Pensando alla mia prima infanzia ricordo dei racconti di mia madre rispetto agli anni delle scuole materne. Io e mio fratello minore frequentavamo lo stesso asilo, avendo solo un anno di differenza. Eravamo entrambi molto vivaci, e spesso ci scatenavamo a discapito delle maestre che esigevano invece disciplina.

Adoravo giocare con le costruzioni, e impegnavo gran parte delle mie giornate nello svolgimento di quest’attività, con conseguente rammarico della maestra che voleva che mi attivassi anche in altri giochi.

Il mio primo vero ricordo d’infanzia risale a quando avevo cinque anni.
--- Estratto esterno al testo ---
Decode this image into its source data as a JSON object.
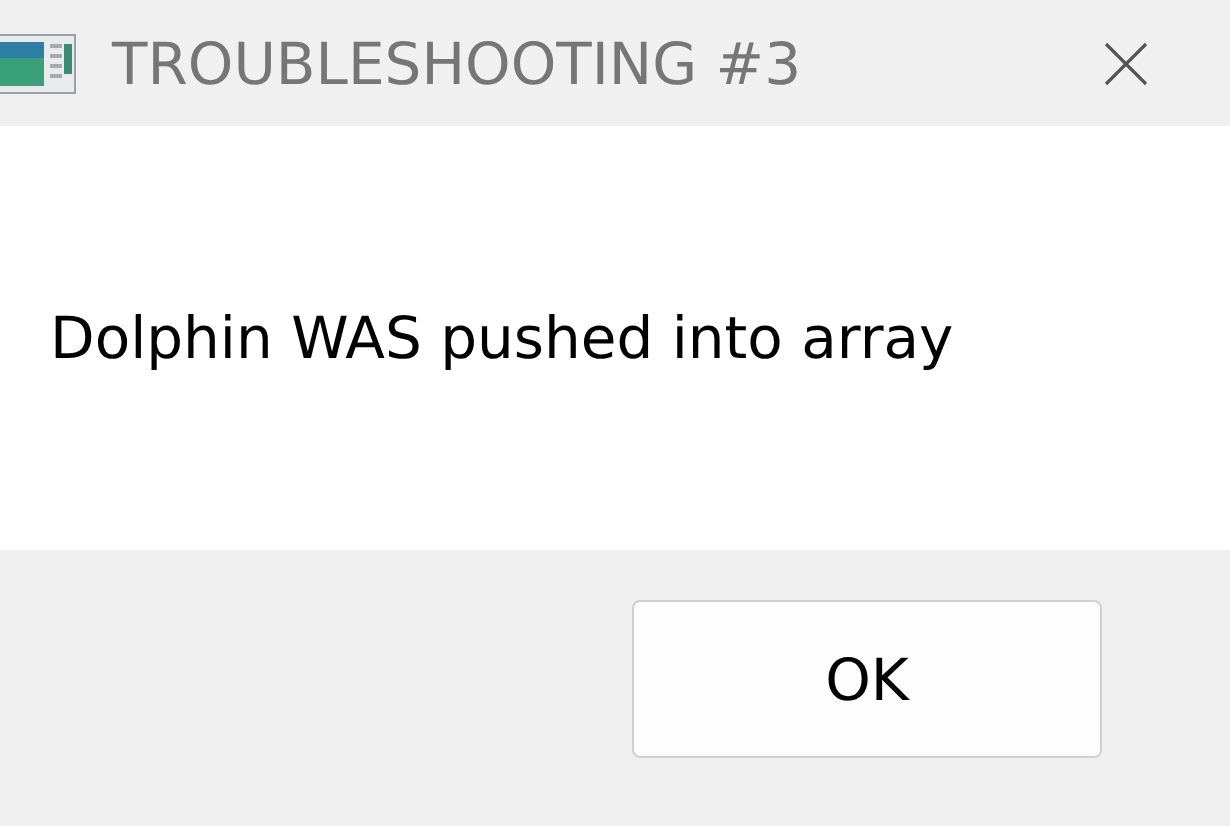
{
  "window": {
    "title": "TROUBLESHOOTING #3"
  },
  "message": "Dolphin WAS pushed into array",
  "buttons": [
    "OK"
  ]
}
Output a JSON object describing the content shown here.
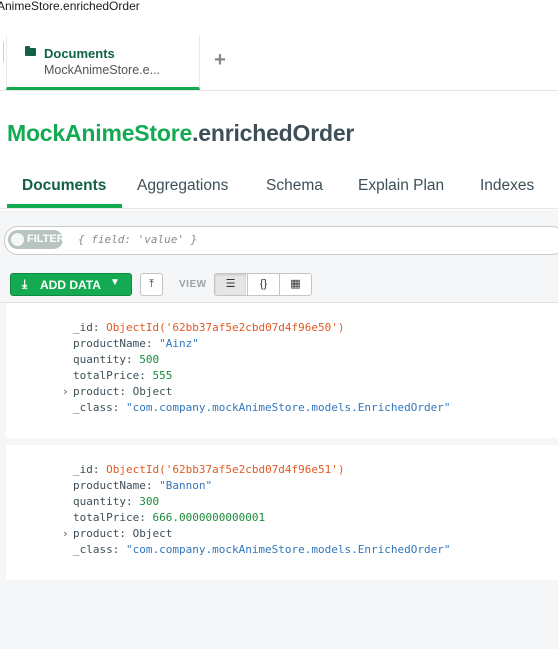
{
  "window": {
    "title": "AnimeStore.enrichedOrder"
  },
  "tabs": {
    "active": {
      "title": "Documents",
      "subtitle": "MockAnimeStore.e..."
    },
    "add_symbol": "+"
  },
  "namespace": {
    "database": "MockAnimeStore",
    "collection": ".enrichedOrder"
  },
  "subtabs": [
    "Documents",
    "Aggregations",
    "Schema",
    "Explain Plan",
    "Indexes"
  ],
  "filter": {
    "pill_label": "FILTER",
    "placeholder": "{ field: 'value' }"
  },
  "toolbar": {
    "add_data_label": "ADD DATA",
    "view_label": "VIEW",
    "view_modes": [
      "list-view-icon",
      "json-view-icon",
      "table-view-icon"
    ]
  },
  "documents": [
    {
      "_id": "ObjectId('62bb37af5e2cbd07d4f96e50')",
      "productName": "\"Ainz\"",
      "quantity": "500",
      "totalPrice": "555",
      "product": "Object",
      "_class": "\"com.company.mockAnimeStore.models.EnrichedOrder\""
    },
    {
      "_id": "ObjectId('62bb37af5e2cbd07d4f96e51')",
      "productName": "\"Bannon\"",
      "quantity": "300",
      "totalPrice": "666.0000000000001",
      "product": "Object",
      "_class": "\"com.company.mockAnimeStore.models.EnrichedOrder\""
    }
  ],
  "field_keys": {
    "id": "_id:",
    "productName": "productName:",
    "quantity": "quantity:",
    "totalPrice": "totalPrice:",
    "product": "product:",
    "class": "_class:"
  },
  "colors": {
    "accent": "#13aa52",
    "dark_green": "#116149",
    "oid": "#e25a24",
    "string": "#3176bd",
    "number": "#1a8a3a"
  }
}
Ero in bagno a fissare le scatole di scarpe dell’intera famiglia e iniziai a sentire delle voci che ce l’avevano con me, ma non ricordo il perché.

Da piccolo spesso giocavo a casa mia con altri bambini del palazzo. All’epoca abitavo in un’altra città. Mi ero trasferito lì con la mia famiglia da quando avevo sei anni e ci sono rimasto fino ai nove anni. La casa in cui vivevamo era molto grande. Dormivo in stanza con mio fratello piccolo, mentre il maggiore aveva una stanza tutta per sé, che condivideva solo con un bel gattino di nome Gimmy.

La stanza che preferivo era il salotto, che spesso diventava luogo dei giochi con mio fratello minore; mi divertivo a realizzare capanne con le poltrone.

Mia madre ci regalò un biliardino con il quale giocavamo spesso, assieme ai nostri amici…

Tra i miei ricordi più belli del periodo infantile ci sono le passeggiate domenicali al luna-park, e al lungomare, dove mi divertivo a vedere i polipetti attaccati agli scogli. Un giocattolo mi è rimasto impresso nella mente: era un aggeggio con una cordicella che se tirata dava la spinta a girare ad un’elica che saliva su in cielo, e più si tirava con forza più essa saliva in alto. Era il mio giocattolo preferito e adoravo vederlo salire sempre più su.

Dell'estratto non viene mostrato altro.